Yeah, I’ll always support them. When I first started Diamond 20 years ago, they were one of the very first supporters. They were always down, they were always carrying our product. Kids would line up at Supreme to buy Diamond shirts before we had any of our own retail stores. I’ve always been down with them and think it’s dope to see what they’ve become.
What’s the state of streetwear nowadays?
I don’t even know what streetwear is anymore. Being a skate brand that turned streetwear and never left skate, we just gained new fans. We gained fans from streetwear. Now, it’s interesting. I consider streetwear anyone who makes clothes, really. Kids are buying more expensive stuff like Prada. Those brands are exciting to kids now. The prices are higher than Supreme and streetwear brands of the past. I don’t really know the state of streetwear. It’s a trip. It’s just different. Even more than five years ago.
What did you think about the madness that broke out over sneakers at ComplexCon?

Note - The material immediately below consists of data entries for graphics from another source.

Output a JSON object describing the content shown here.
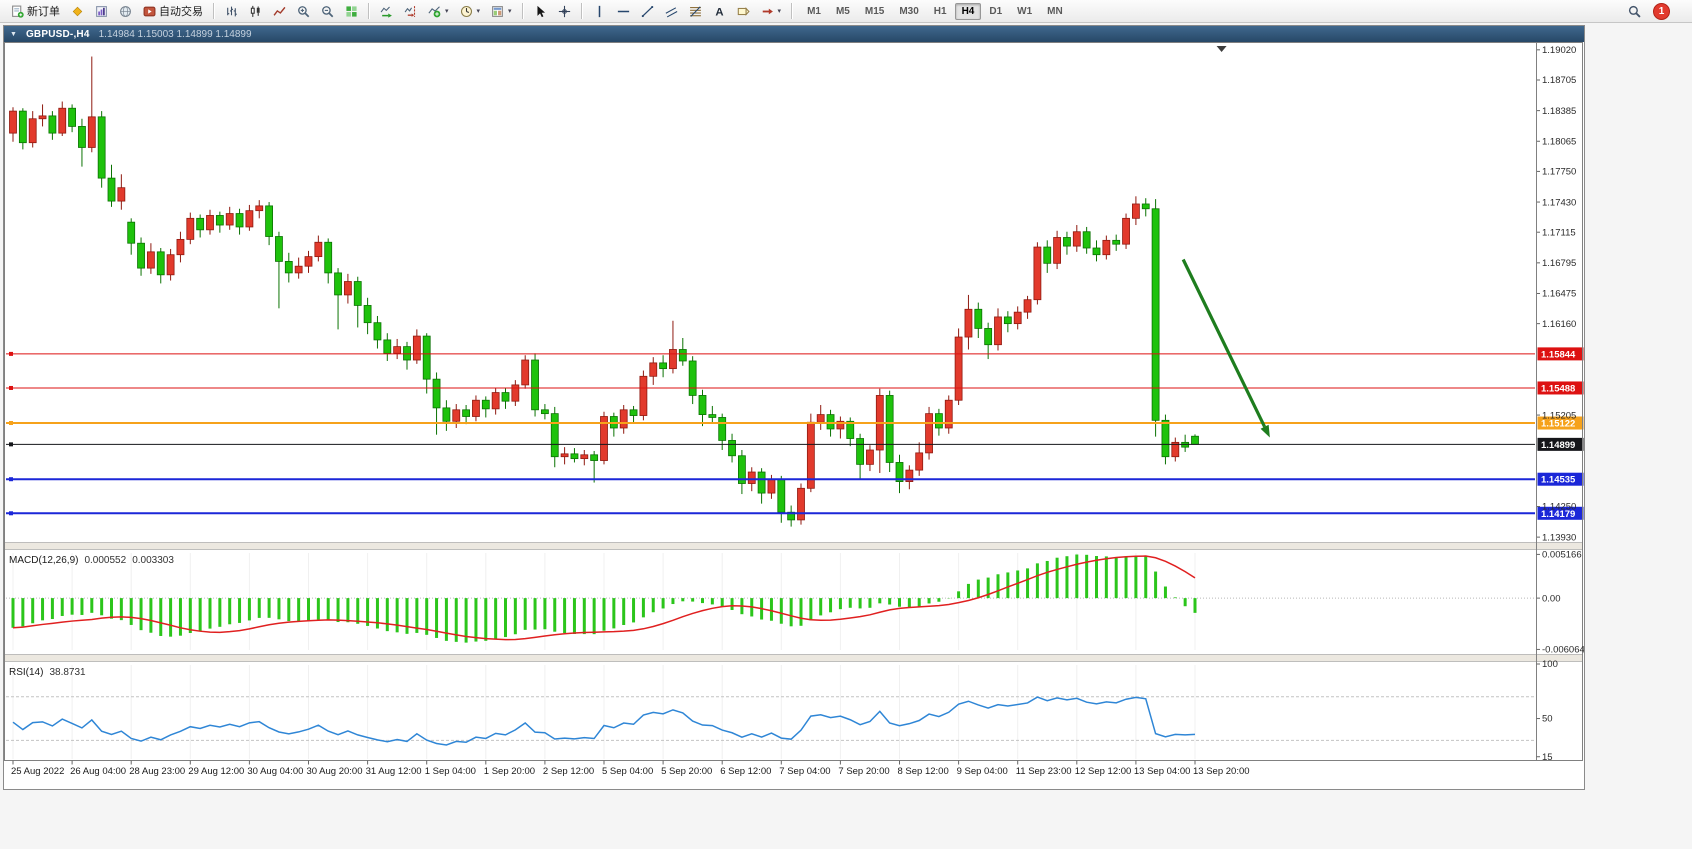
{
  "toolbar": {
    "caret_glyph": "▾",
    "items": [
      {
        "t": "btn",
        "name": "new-order-button",
        "icon": "new-order-icon",
        "label": "新订单"
      },
      {
        "t": "btn",
        "name": "metaquotes-button",
        "icon": "mq-icon"
      },
      {
        "t": "btn",
        "name": "charts-panel-button",
        "icon": "charts-icon"
      },
      {
        "t": "btn",
        "name": "history-center-button",
        "icon": "globe-icon"
      },
      {
        "t": "btn",
        "name": "autotrading-button",
        "icon": "autotrade-icon",
        "label": "自动交易"
      },
      {
        "t": "sep"
      },
      {
        "t": "btn",
        "name": "bar-chart-button",
        "icon": "bar-chart-icon"
      },
      {
        "t": "btn",
        "name": "candlestick-chart-button",
        "icon": "candles-icon"
      },
      {
        "t": "btn",
        "name": "line-chart-button",
        "icon": "line-chart-icon"
      },
      {
        "t": "btn",
        "name": "zoom-in-button",
        "icon": "zoom-in-icon"
      },
      {
        "t": "btn",
        "name": "zoom-out-button",
        "icon": "zoom-out-icon"
      },
      {
        "t": "btn",
        "name": "tile-windows-button",
        "icon": "tile-windows-icon"
      },
      {
        "t": "sep"
      },
      {
        "t": "btn",
        "name": "auto-scroll-button",
        "icon": "auto-scroll-icon"
      },
      {
        "t": "btn",
        "name": "chart-shift-button",
        "icon": "chart-shift-icon"
      },
      {
        "t": "btn",
        "name": "indicators-button",
        "icon": "indicators-icon",
        "caret": true
      },
      {
        "t": "btn",
        "name": "periods-button",
        "icon": "clock-icon",
        "caret": true
      },
      {
        "t": "btn",
        "name": "templates-button",
        "icon": "template-icon",
        "caret": true
      },
      {
        "t": "sep"
      },
      {
        "t": "btn",
        "name": "cursor-button",
        "icon": "cursor-icon"
      },
      {
        "t": "btn",
        "name": "crosshair-button",
        "icon": "crosshair-icon"
      },
      {
        "t": "sep"
      },
      {
        "t": "btn",
        "name": "vertical-line-button",
        "icon": "vline-icon"
      },
      {
        "t": "btn",
        "name": "horizontal-line-button",
        "icon": "hline-icon"
      },
      {
        "t": "btn",
        "name": "trendline-button",
        "icon": "trendline-icon"
      },
      {
        "t": "btn",
        "name": "channel-button",
        "icon": "channel-icon"
      },
      {
        "t": "btn",
        "name": "fibonacci-button",
        "icon": "fibo-icon"
      },
      {
        "t": "btn",
        "name": "text-button",
        "icon": "text-icon"
      },
      {
        "t": "btn",
        "name": "text-label-button",
        "icon": "label-icon"
      },
      {
        "t": "btn",
        "name": "arrows-button",
        "icon": "arrows-tool-icon",
        "caret": true
      },
      {
        "t": "sep"
      }
    ],
    "timeframes": {
      "options": [
        "M1",
        "M5",
        "M15",
        "M30",
        "H1",
        "H4",
        "D1",
        "W1",
        "MN"
      ],
      "active": "H4"
    },
    "notification_count": "1"
  },
  "chart_window": {
    "menu_glyph": "▼",
    "symbol_period": "GBPUSD-,H4",
    "ohlc": "1.14984 1.15003 1.14899 1.14899"
  },
  "chart_data": {
    "type": "candlestick",
    "symbol": "GBPUSD-",
    "period": "H4",
    "up_color": "#e23a2c",
    "up_border": "#8f1a10",
    "down_color": "#1ec20c",
    "down_border": "#0b7203",
    "price_max": 1.1906,
    "price_min": 1.139,
    "candles": [
      [
        1.1815,
        1.1842,
        1.1806,
        1.1838
      ],
      [
        1.1838,
        1.1841,
        1.1798,
        1.1805
      ],
      [
        1.1805,
        1.1838,
        1.18,
        1.183
      ],
      [
        1.183,
        1.1845,
        1.1822,
        1.1833
      ],
      [
        1.1833,
        1.1838,
        1.1808,
        1.1815
      ],
      [
        1.1815,
        1.1848,
        1.1812,
        1.1841
      ],
      [
        1.1841,
        1.1845,
        1.1816,
        1.1822
      ],
      [
        1.1822,
        1.183,
        1.178,
        1.18
      ],
      [
        1.18,
        1.1895,
        1.1795,
        1.1832
      ],
      [
        1.1832,
        1.1838,
        1.1758,
        1.1768
      ],
      [
        1.1768,
        1.1782,
        1.1738,
        1.1744
      ],
      [
        1.1744,
        1.1772,
        1.1735,
        1.1758
      ],
      [
        1.1722,
        1.1726,
        1.1688,
        1.17
      ],
      [
        1.17,
        1.1706,
        1.1666,
        1.1674
      ],
      [
        1.1674,
        1.17,
        1.1668,
        1.1691
      ],
      [
        1.1691,
        1.1695,
        1.1658,
        1.1667
      ],
      [
        1.1667,
        1.1694,
        1.1661,
        1.1688
      ],
      [
        1.1688,
        1.1712,
        1.168,
        1.1704
      ],
      [
        1.1704,
        1.1732,
        1.1699,
        1.1726
      ],
      [
        1.1726,
        1.173,
        1.1706,
        1.1714
      ],
      [
        1.1714,
        1.1735,
        1.1709,
        1.1729
      ],
      [
        1.1729,
        1.1733,
        1.1711,
        1.1719
      ],
      [
        1.1719,
        1.1738,
        1.1714,
        1.1731
      ],
      [
        1.1731,
        1.1736,
        1.1709,
        1.1717
      ],
      [
        1.1717,
        1.174,
        1.1713,
        1.1734
      ],
      [
        1.1734,
        1.1745,
        1.1726,
        1.1739
      ],
      [
        1.1739,
        1.1743,
        1.1698,
        1.1707
      ],
      [
        1.1707,
        1.1712,
        1.1632,
        1.1681
      ],
      [
        1.1681,
        1.169,
        1.1659,
        1.1669
      ],
      [
        1.1669,
        1.1685,
        1.1663,
        1.1676
      ],
      [
        1.1676,
        1.1692,
        1.1669,
        1.1686
      ],
      [
        1.1686,
        1.1708,
        1.1681,
        1.1701
      ],
      [
        1.1701,
        1.1705,
        1.1658,
        1.1669
      ],
      [
        1.1669,
        1.1674,
        1.161,
        1.1646
      ],
      [
        1.1646,
        1.1668,
        1.1637,
        1.166
      ],
      [
        1.166,
        1.1665,
        1.1612,
        1.1635
      ],
      [
        1.1635,
        1.1643,
        1.1605,
        1.1617
      ],
      [
        1.1617,
        1.1624,
        1.159,
        1.1599
      ],
      [
        1.1599,
        1.1606,
        1.1577,
        1.1585
      ],
      [
        1.1585,
        1.16,
        1.1579,
        1.1592
      ],
      [
        1.1592,
        1.1597,
        1.1568,
        1.1578
      ],
      [
        1.1578,
        1.161,
        1.1574,
        1.1603
      ],
      [
        1.1603,
        1.1606,
        1.1543,
        1.1558
      ],
      [
        1.1558,
        1.1565,
        1.15,
        1.1528
      ],
      [
        1.1528,
        1.1536,
        1.1504,
        1.1514
      ],
      [
        1.1514,
        1.1532,
        1.1507,
        1.1526
      ],
      [
        1.1526,
        1.1531,
        1.1511,
        1.1519
      ],
      [
        1.1519,
        1.1541,
        1.1514,
        1.1536
      ],
      [
        1.1536,
        1.154,
        1.1518,
        1.1527
      ],
      [
        1.1527,
        1.1549,
        1.1521,
        1.1544
      ],
      [
        1.1544,
        1.1549,
        1.1527,
        1.1535
      ],
      [
        1.1535,
        1.1557,
        1.153,
        1.1552
      ],
      [
        1.1552,
        1.1583,
        1.1548,
        1.1578
      ],
      [
        1.1578,
        1.1585,
        1.1519,
        1.1526
      ],
      [
        1.1526,
        1.1532,
        1.1516,
        1.1522
      ],
      [
        1.1522,
        1.1529,
        1.1466,
        1.1477
      ],
      [
        1.1477,
        1.1487,
        1.1469,
        1.148
      ],
      [
        1.148,
        1.1486,
        1.1471,
        1.1475
      ],
      [
        1.1475,
        1.1484,
        1.1468,
        1.1479
      ],
      [
        1.1479,
        1.1483,
        1.145,
        1.1473
      ],
      [
        1.1473,
        1.1524,
        1.1469,
        1.1519
      ],
      [
        1.1519,
        1.1523,
        1.1498,
        1.1507
      ],
      [
        1.1507,
        1.1531,
        1.1501,
        1.1526
      ],
      [
        1.1526,
        1.153,
        1.1512,
        1.152
      ],
      [
        1.152,
        1.1567,
        1.1515,
        1.1561
      ],
      [
        1.1561,
        1.1581,
        1.1552,
        1.1575
      ],
      [
        1.1575,
        1.1583,
        1.156,
        1.1569
      ],
      [
        1.1569,
        1.1619,
        1.1564,
        1.1589
      ],
      [
        1.1589,
        1.1601,
        1.1572,
        1.1577
      ],
      [
        1.1577,
        1.1582,
        1.1532,
        1.1541
      ],
      [
        1.1541,
        1.1547,
        1.1509,
        1.1521
      ],
      [
        1.1521,
        1.153,
        1.1512,
        1.1518
      ],
      [
        1.1518,
        1.1522,
        1.1484,
        1.1494
      ],
      [
        1.1494,
        1.1501,
        1.1471,
        1.1478
      ],
      [
        1.1478,
        1.1484,
        1.1438,
        1.1449
      ],
      [
        1.1449,
        1.1466,
        1.1441,
        1.1461
      ],
      [
        1.1461,
        1.1465,
        1.1428,
        1.1439
      ],
      [
        1.1439,
        1.1458,
        1.1433,
        1.1453
      ],
      [
        1.1453,
        1.1457,
        1.1408,
        1.1419
      ],
      [
        1.1419,
        1.1426,
        1.1404,
        1.1411
      ],
      [
        1.1411,
        1.1449,
        1.1406,
        1.1444
      ],
      [
        1.1444,
        1.1522,
        1.144,
        1.1513
      ],
      [
        1.1513,
        1.1531,
        1.1505,
        1.1521
      ],
      [
        1.1521,
        1.1526,
        1.1498,
        1.1506
      ],
      [
        1.1506,
        1.1519,
        1.1496,
        1.1514
      ],
      [
        1.1514,
        1.1518,
        1.1488,
        1.1496
      ],
      [
        1.1496,
        1.1501,
        1.1454,
        1.1469
      ],
      [
        1.1469,
        1.1489,
        1.1462,
        1.1484
      ],
      [
        1.1484,
        1.1548,
        1.146,
        1.1541
      ],
      [
        1.1541,
        1.1546,
        1.1461,
        1.1471
      ],
      [
        1.1471,
        1.1479,
        1.1439,
        1.1451
      ],
      [
        1.1451,
        1.1468,
        1.1443,
        1.1463
      ],
      [
        1.1463,
        1.1492,
        1.1457,
        1.1481
      ],
      [
        1.1481,
        1.1529,
        1.1474,
        1.1522
      ],
      [
        1.1522,
        1.1527,
        1.1499,
        1.1507
      ],
      [
        1.1507,
        1.1541,
        1.1501,
        1.1536
      ],
      [
        1.1536,
        1.1611,
        1.1531,
        1.1602
      ],
      [
        1.1602,
        1.1646,
        1.1589,
        1.1631
      ],
      [
        1.1631,
        1.1638,
        1.1601,
        1.1611
      ],
      [
        1.1611,
        1.1617,
        1.1579,
        1.1594
      ],
      [
        1.1594,
        1.1632,
        1.1588,
        1.1623
      ],
      [
        1.1623,
        1.1629,
        1.1607,
        1.1616
      ],
      [
        1.1616,
        1.1634,
        1.161,
        1.1628
      ],
      [
        1.1628,
        1.1645,
        1.1621,
        1.1641
      ],
      [
        1.1641,
        1.1701,
        1.1636,
        1.1696
      ],
      [
        1.1696,
        1.1703,
        1.1669,
        1.1679
      ],
      [
        1.1679,
        1.1713,
        1.1673,
        1.1706
      ],
      [
        1.1706,
        1.1712,
        1.1688,
        1.1697
      ],
      [
        1.1697,
        1.1719,
        1.1691,
        1.1712
      ],
      [
        1.1712,
        1.1717,
        1.1689,
        1.1695
      ],
      [
        1.1695,
        1.1703,
        1.1681,
        1.1688
      ],
      [
        1.1688,
        1.1708,
        1.1683,
        1.1703
      ],
      [
        1.1703,
        1.1709,
        1.1692,
        1.1699
      ],
      [
        1.1699,
        1.1731,
        1.1694,
        1.1726
      ],
      [
        1.1726,
        1.1749,
        1.1719,
        1.1741
      ],
      [
        1.1741,
        1.1747,
        1.1728,
        1.1736
      ],
      [
        1.1736,
        1.1746,
        1.1498,
        1.1515
      ],
      [
        1.1515,
        1.1521,
        1.1469,
        1.1477
      ],
      [
        1.1477,
        1.1497,
        1.1472,
        1.1492
      ],
      [
        1.1492,
        1.15,
        1.1482,
        1.1487
      ],
      [
        1.14984,
        1.15003,
        1.14899,
        1.14899
      ]
    ],
    "label_every": 6,
    "date_labels": [
      "25 Aug 2022",
      "26 Aug 04:00",
      "28 Aug 23:00",
      "29 Aug 12:00",
      "30 Aug 04:00",
      "30 Aug 20:00",
      "31 Aug 12:00",
      "1 Sep 04:00",
      "1 Sep 20:00",
      "2 Sep 12:00",
      "5 Sep 04:00",
      "5 Sep 20:00",
      "6 Sep 12:00",
      "7 Sep 04:00",
      "7 Sep 20:00",
      "8 Sep 12:00",
      "9 Sep 04:00",
      "11 Sep 23:00",
      "12 Sep 12:00",
      "13 Sep 04:00",
      "13 Sep 20:00"
    ],
    "price_axis_labels": [
      {
        "value": 1.1902,
        "text": "1.19020"
      },
      {
        "value": 1.18705,
        "text": "1.18705"
      },
      {
        "value": 1.18385,
        "text": "1.18385"
      },
      {
        "value": 1.18065,
        "text": "1.18065"
      },
      {
        "value": 1.1775,
        "text": "1.17750"
      },
      {
        "value": 1.1743,
        "text": "1.17430"
      },
      {
        "value": 1.17115,
        "text": "1.17115"
      },
      {
        "value": 1.16795,
        "text": "1.16795"
      },
      {
        "value": 1.16475,
        "text": "1.16475"
      },
      {
        "value": 1.1616,
        "text": "1.16160"
      },
      {
        "value": 1.15205,
        "text": "1.15205"
      },
      {
        "value": 1.1425,
        "text": "1.14250"
      },
      {
        "value": 1.1393,
        "text": "1.13930"
      }
    ],
    "hlines": [
      {
        "price": 1.15844,
        "label": "1.15844",
        "color": "#dd1111",
        "width": 1
      },
      {
        "price": 1.15488,
        "label": "1.15488",
        "color": "#dd1111",
        "width": 1
      },
      {
        "price": 1.15122,
        "label": "1.15122",
        "color": "#f6a21b",
        "width": 2
      },
      {
        "price": 1.14899,
        "label": "1.14899",
        "color": "#15161a",
        "width": 1
      },
      {
        "price": 1.14535,
        "label": "1.14535",
        "color": "#1b27d8",
        "width": 2
      },
      {
        "price": 1.14179,
        "label": "1.14179",
        "color": "#1b27d8",
        "width": 2
      }
    ],
    "trend_arrow": {
      "from_bar": 118.8,
      "from_price": 1.1683,
      "to_bar": 127.6,
      "to_price": 1.1497,
      "color": "#1e7d1e",
      "width": 3.2
    },
    "shift_marker_bar": 122.7,
    "macd": {
      "label": "MACD(12,26,9)",
      "value_main": "0.000552",
      "value_signal": "0.003303",
      "fast": 12,
      "slow": 26,
      "signal_period": 9,
      "seed_fast_offset": -0.0025,
      "seed_slow_offset": 0.0015,
      "hist_color": "#2bc51b",
      "signal_color": "#e02020",
      "range_max": 0.00545,
      "range_min": -0.00625,
      "axis": [
        {
          "value": 0.005166,
          "text": "0.005166"
        },
        {
          "value": 0,
          "text": "0.00"
        },
        {
          "value": -0.006064,
          "text": "-0.006064"
        }
      ]
    },
    "rsi": {
      "label": "RSI(14)",
      "value": "38.8731",
      "period": 14,
      "seed_gain": 0.0007,
      "seed_loss": 0.0008,
      "line_color": "#2f86d6",
      "levels": [
        70,
        30
      ],
      "range_max": 100,
      "range_min": 12,
      "axis": [
        {
          "value": 100,
          "text": "100"
        },
        {
          "value": 50,
          "text": "50"
        },
        {
          "value": 15,
          "text": "15"
        }
      ]
    }
  }
}
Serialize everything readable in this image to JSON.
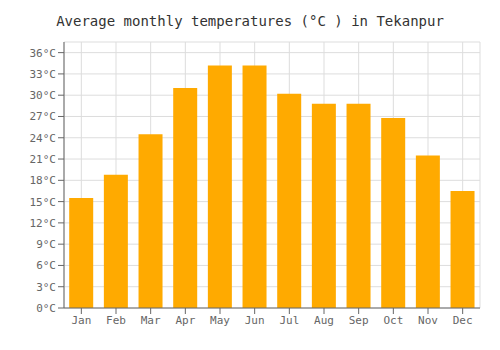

With sneakers, that’s what people were tripping on at ComplexCon this year. I feel like the sneaker game has always been like that. When we were kids, we’d go buy Jordans in the early ‘90s, and it would be impossible. We’d go super early in the morning to get them and there was a line down the block. It was the same, but there are more kids into it now. So it makes it harder. The sneaker game has always been people who are fanatical about shoes.
What do you think of skate culture being in fashion magazines? Thrasher being in Vogue?
I never thought it would happen. Especially with Thrasher, I didn’t think that was going to be a thing. In fashion? Thrasher’s always been the core skate magazine. Super punk rock and grunge. It is what it is. Every skater grew up with that. It’s giving skateboarding more recognition to the mainstream. Skateboarding’s always been so small. People hated skaters. We’re trash. People didn’t like us. Now people see skaters and are like, “Wow, that’s fucking cool.”